A detailed look at the numbers showed household goods down -0.4%, apparel down -0.7% and so-called ‘other retailing’ down -1.7%. Cafes and restaurants eked out a +0.3% m/m increase after a -1.1% tumble in August whilst department stores saw a decent 2.1% increase to help reverse the losses of the last few months. Overall, though, it was a poor set of data and the quarterly measure of sales which feeds into the GDP estimate rose just 0.1%; the weakest since Q3 2016.

Having clawed on to a US 77 cents big figure after Thursday’s international trade numbers, the AUD couldn’t even hold that level for 24 hours and this morning it’s back down at 0.7675. GBP/AUD is almost a full cent off the New York low of 1.6918 but at 1.7020 at the London open today it is still down more than 3 cents from Tuesday’s high.

The first Friday of the month is of course payrolls day in the United States.
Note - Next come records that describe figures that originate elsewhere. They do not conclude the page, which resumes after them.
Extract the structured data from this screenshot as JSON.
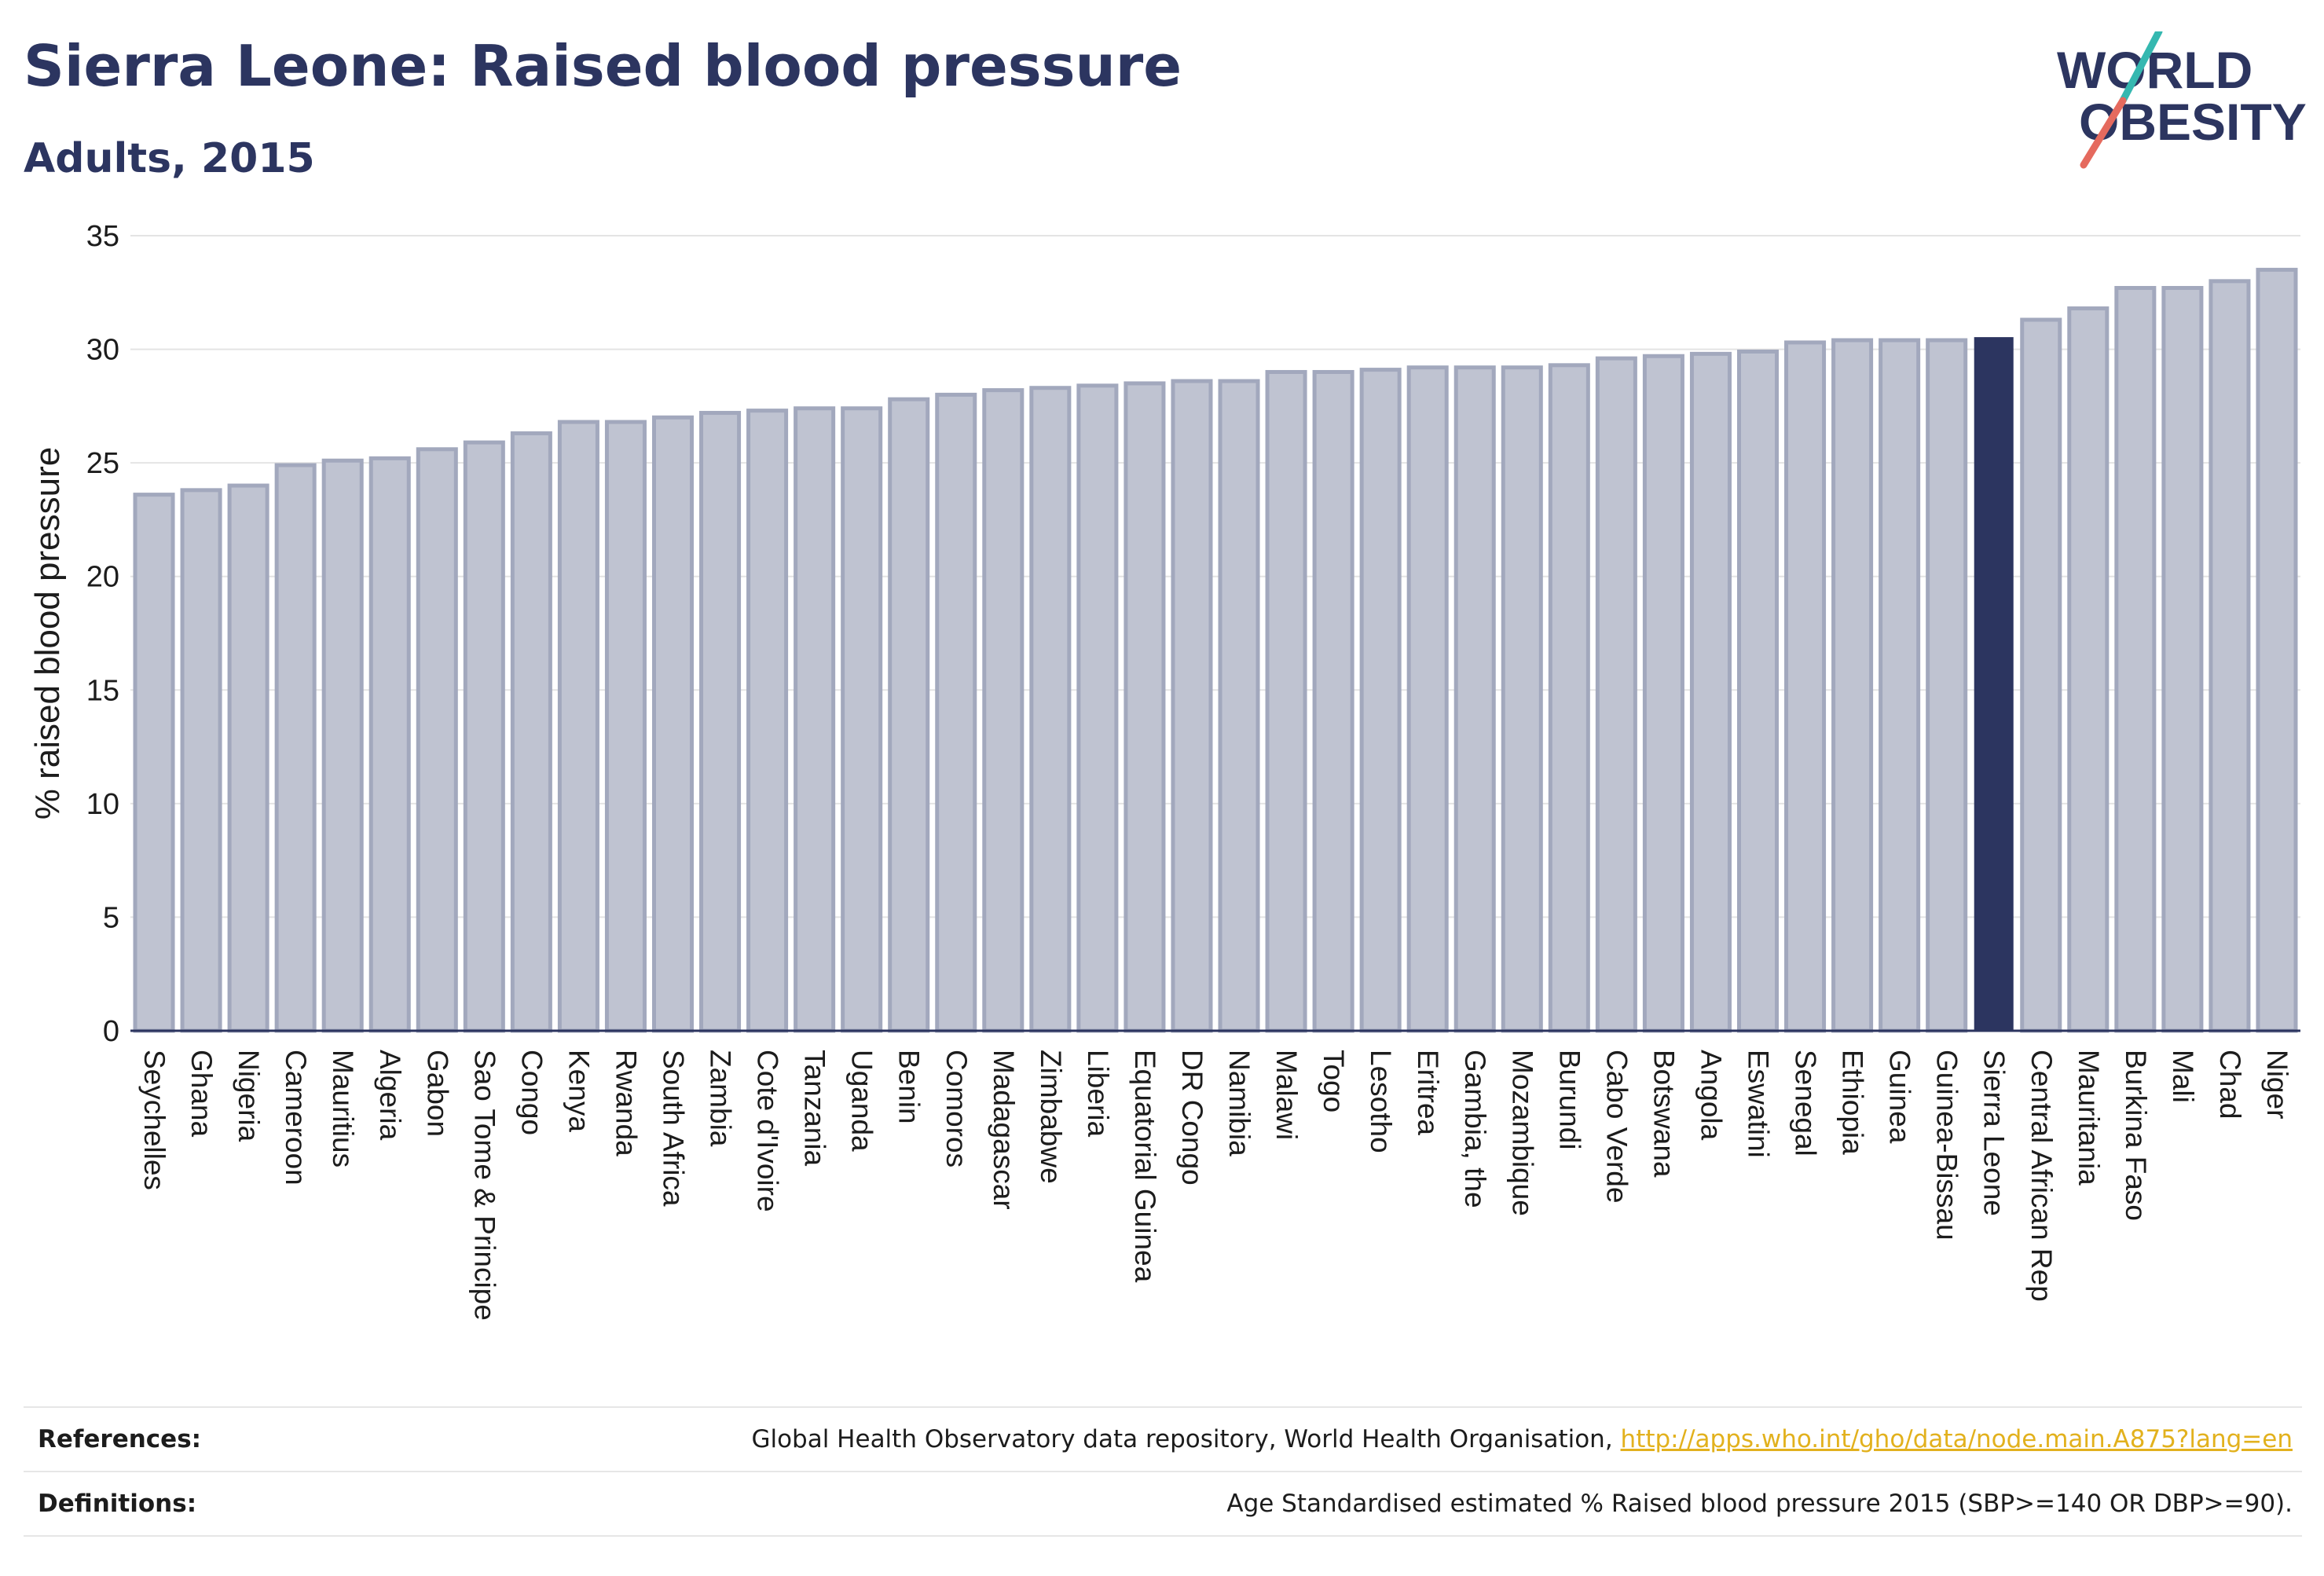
{
  "header": {
    "title": "Sierra Leone: Raised blood pressure",
    "subtitle": "Adults, 2015"
  },
  "logo": {
    "line1": "WORLD",
    "line2": "OBESITY"
  },
  "colors": {
    "bar_fill": "#bfc3d1",
    "bar_stroke": "#a2a8bd",
    "highlight": "#2c3560",
    "logo_text": "#2c3560",
    "logo_teal": "#35b8b0",
    "logo_coral": "#e56a5e",
    "link": "#e2b11d"
  },
  "chart_data": {
    "type": "bar",
    "ylabel": "% raised blood pressure",
    "ylim": [
      0,
      35
    ],
    "yticks": [
      0,
      5,
      10,
      15,
      20,
      25,
      30,
      35
    ],
    "grid": true,
    "highlight": "Sierra Leone",
    "categories": [
      "Seychelles",
      "Ghana",
      "Nigeria",
      "Cameroon",
      "Mauritius",
      "Algeria",
      "Gabon",
      "Sao Tome & Principe",
      "Congo",
      "Kenya",
      "Rwanda",
      "South Africa",
      "Zambia",
      "Cote d'Ivoire",
      "Tanzania",
      "Uganda",
      "Benin",
      "Comoros",
      "Madagascar",
      "Zimbabwe",
      "Liberia",
      "Equatorial Guinea",
      "DR Congo",
      "Namibia",
      "Malawi",
      "Togo",
      "Lesotho",
      "Eritrea",
      "Gambia, the",
      "Mozambique",
      "Burundi",
      "Cabo Verde",
      "Botswana",
      "Angola",
      "Eswatini",
      "Senegal",
      "Ethiopia",
      "Guinea",
      "Guinea-Bissau",
      "Sierra Leone",
      "Central African Rep",
      "Mauritania",
      "Burkina Faso",
      "Mali",
      "Chad",
      "Niger"
    ],
    "values": [
      23.6,
      23.8,
      24.0,
      24.9,
      25.1,
      25.2,
      25.6,
      25.9,
      26.3,
      26.8,
      26.8,
      27.0,
      27.2,
      27.3,
      27.4,
      27.4,
      27.8,
      28.0,
      28.2,
      28.3,
      28.4,
      28.5,
      28.6,
      28.6,
      29.0,
      29.0,
      29.1,
      29.2,
      29.2,
      29.2,
      29.3,
      29.6,
      29.7,
      29.8,
      29.9,
      30.3,
      30.4,
      30.4,
      30.4,
      30.5,
      31.3,
      31.8,
      32.7,
      32.7,
      33.0,
      33.5
    ]
  },
  "footer": {
    "references_label": "References:",
    "references_text": "Global Health Observatory data repository, World Health Organisation, ",
    "references_link": "http://apps.who.int/gho/data/node.main.A875?lang=en",
    "definitions_label": "Definitions:",
    "definitions_text": "Age Standardised estimated % Raised blood pressure 2015 (SBP>=140 OR DBP>=90)."
  }
}
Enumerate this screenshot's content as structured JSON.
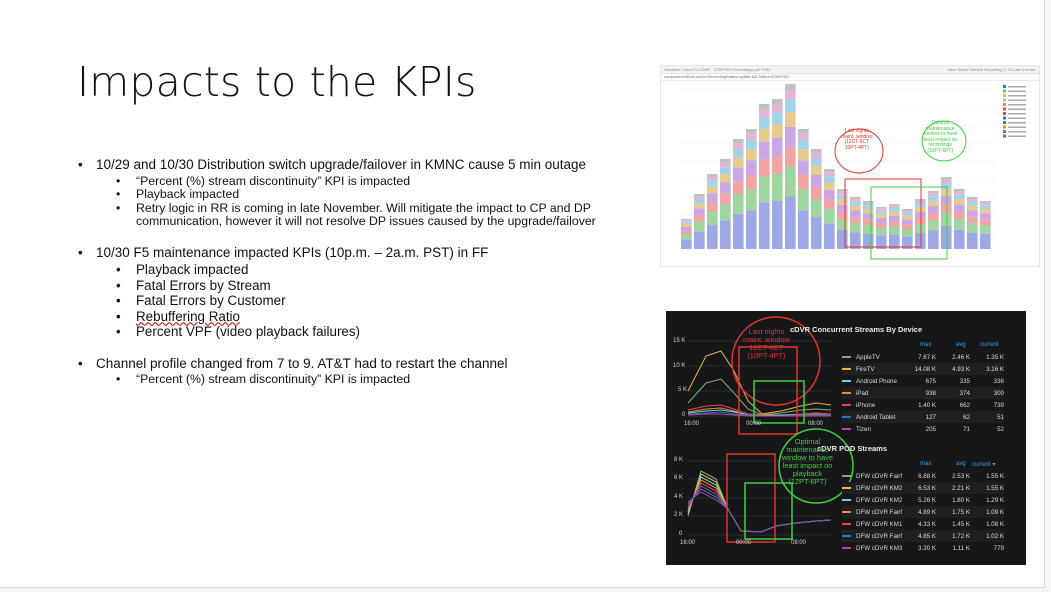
{
  "slide": {
    "title": "Impacts to the KPIs",
    "bullets": [
      {
        "text": "10/29 and 10/30 Distribution switch upgrade/failover in KMNC cause 5 min outage",
        "sub": [
          "“Percent (%) stream discontinuity” KPI is impacted",
          "Playback impacted",
          "Retry logic in RR is coming in late November. Will mitigate the impact to CP and DP communication, however it will not resolve DP issues caused by the upgrade/failover"
        ]
      },
      {
        "text": "10/30 F5 maintenance impacted KPIs (10p.m. – 2a.m. PST) in FF",
        "sub": [
          "Playback impacted",
          "Fatal Errors by Stream",
          "Fatal Errors by Customer",
          "Rebuffering Ratio",
          "Percent VPF (video playback failures)"
        ]
      },
      {
        "text": "Channel profile changed from 7 to 9. AT&T had to restart the channel",
        "sub": [
          "“Percent (%) stream discontinuity” KPI is impacted"
        ]
      }
    ]
  },
  "screenshot_top": {
    "toolbar_text": "Visualize  /  DirecTV-CDVR - STARTED Recordings per POD",
    "filter_text": "component:dfl-kb-action:RecordingStatus:update && Status:STARTED",
    "menu_text": "Save   Share   Refresh   Reporting   ◷ 15 Last 4 hours",
    "annotation_red": [
      "Last nights",
      "maint. window",
      "(12CT-6CT",
      "10PT-4PT)"
    ],
    "annotation_green": [
      "Optimal",
      "maintenance",
      "window to have",
      "least impact on",
      "recordings",
      "(12PT-6PT)"
    ]
  },
  "screenshot_bottom": {
    "panel1": {
      "title": "cDVR Concurrent Streams By Device",
      "y_ticks": [
        "15 K",
        "10 K",
        "5 K",
        "0"
      ],
      "x_ticks": [
        "16:00",
        "00:00",
        "08:00"
      ],
      "columns": [
        "max",
        "avg",
        "current"
      ],
      "rows": [
        {
          "name": "AppleTV",
          "max": "7.67 K",
          "avg": "2.46 K",
          "current": "1.35 K",
          "color": "#7eb26d"
        },
        {
          "name": "FireTV",
          "max": "14.08 K",
          "avg": "4.93 K",
          "current": "3.16 K",
          "color": "#eab839"
        },
        {
          "name": "Android Phone",
          "max": "675",
          "avg": "335",
          "current": "336",
          "color": "#6ed0e0"
        },
        {
          "name": "iPad",
          "max": "938",
          "avg": "374",
          "current": "300",
          "color": "#ef843c"
        },
        {
          "name": "iPhone",
          "max": "1.40 K",
          "avg": "662",
          "current": "739",
          "color": "#e24d42"
        },
        {
          "name": "Android Tablet",
          "max": "127",
          "avg": "62",
          "current": "51",
          "color": "#1f78c1"
        },
        {
          "name": "Tizen",
          "max": "205",
          "avg": "71",
          "current": "52",
          "color": "#ba43a9"
        }
      ],
      "annotation_red": [
        "Last nights",
        "maint. window",
        "12CT-6CT",
        "(10PT-4PT)"
      ]
    },
    "panel2": {
      "title": "cDVR POD Streams",
      "y_ticks": [
        "8 K",
        "6 K",
        "4 K",
        "2 K",
        "0"
      ],
      "x_ticks": [
        "16:00",
        "00:00",
        "08:00"
      ],
      "columns": [
        "max",
        "avg",
        "current ▾"
      ],
      "rows": [
        {
          "name": "DFW cDVR Fairfield 03",
          "max": "6.88 K",
          "avg": "2.53 K",
          "current": "1.55 K",
          "color": "#7eb26d"
        },
        {
          "name": "DFW cDVR KM2a",
          "max": "6.53 K",
          "avg": "2.21 K",
          "current": "1.55 K",
          "color": "#eab839"
        },
        {
          "name": "DFW cDVR KM2b",
          "max": "5.26 K",
          "avg": "1.80 K",
          "current": "1.29 K",
          "color": "#6ed0e0"
        },
        {
          "name": "DFW cDVR Fairfield 02",
          "max": "4.89 K",
          "avg": "1.75 K",
          "current": "1.09 K",
          "color": "#ef843c"
        },
        {
          "name": "DFW cDVR KM1a",
          "max": "4.33 K",
          "avg": "1.45 K",
          "current": "1.08 K",
          "color": "#e24d42"
        },
        {
          "name": "DFW cDVR Fairfield 01",
          "max": "4.85 K",
          "avg": "1.72 K",
          "current": "1.02 K",
          "color": "#1f78c1"
        },
        {
          "name": "DFW cDVR KM3a",
          "max": "3.30 K",
          "avg": "1.11 K",
          "current": "779",
          "color": "#ba43a9"
        }
      ],
      "annotation_green": [
        "Optimal",
        "maintenance",
        "window to have",
        "least impact on",
        "playback",
        "(12PT-6PT)"
      ]
    }
  },
  "colors": {
    "text": "#111111",
    "red_annotation": "#e0352b",
    "green_annotation": "#3ecf3e",
    "grafana_bg": "#161719",
    "grafana_blue": "#33a2e5"
  }
}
What tends to get overlooked is that Canada usually releases its own labour market report at the same time. Statistics Canada reported last month that Employment was essentially unchanged in September (+10,000 or +0.1%) and the unemployment rate remained at 6.2%, matching the low of October 2008.

In the 12 months to September, employment rose by 320,000 (+1.8%), and the number of hours worked increased by 2.4%. However, after two surprise rate hikes from BoC and a sharp slowdown already underway in GDP, we should note that the trends in employment are also slowing down. Overall employment grew by only 0.2% in the third quarter, slower than the 0.6% growth rate in the second quarter and the 0.5% growth rate of the first quarter of 2017. Consensus looks for an increase of 15,000 in employment today but if there’s any disappointment, then the CAD’s gains of the last 48 hours against the USD might be difficult to sustain.

For now, USD/CAD is at 1.2806 after printing 1.29 just after GDP whilst GBP/CAD is at 1.6740; down just over 4 cents from Wednesday’s high.

Despite there being little fresh news locally and our Kiwi friends already waking up to Saturday morning, the NZD has enjoyed a very good overnight session, due mostly to selling of the AUD/NZD cross after Australia’s disappointing retail sales numbers.

Ten days ago, this pair reached a near-18 month peak of 1.1284 but by the start of this week had edged back on to a 1.12 big figure. At the start of the Sydney session overnight it stood at 1.1160 and immediately fell half a cent when the Aussie data were published. As we open in London, the pair is testing the 20-day moving at 1.1108; an important technical level as it held above the 20dma for almost every single day in the month of October.

It has been a long time since the NZD has been at the top of the one-day FX performance table but price action over the last few days suggests that some of the post-Election short positions in the currency are now being closed out.

There’s an RBNZ Board meeting next Thursday which will see updated forecasts for interest rates and inflation and before then on Monday it publishes the latest survey of inflation expectations. NZD/USD opens this morning in London at 0.6932 with GBP/NZD at a 2-week low of 1.8832.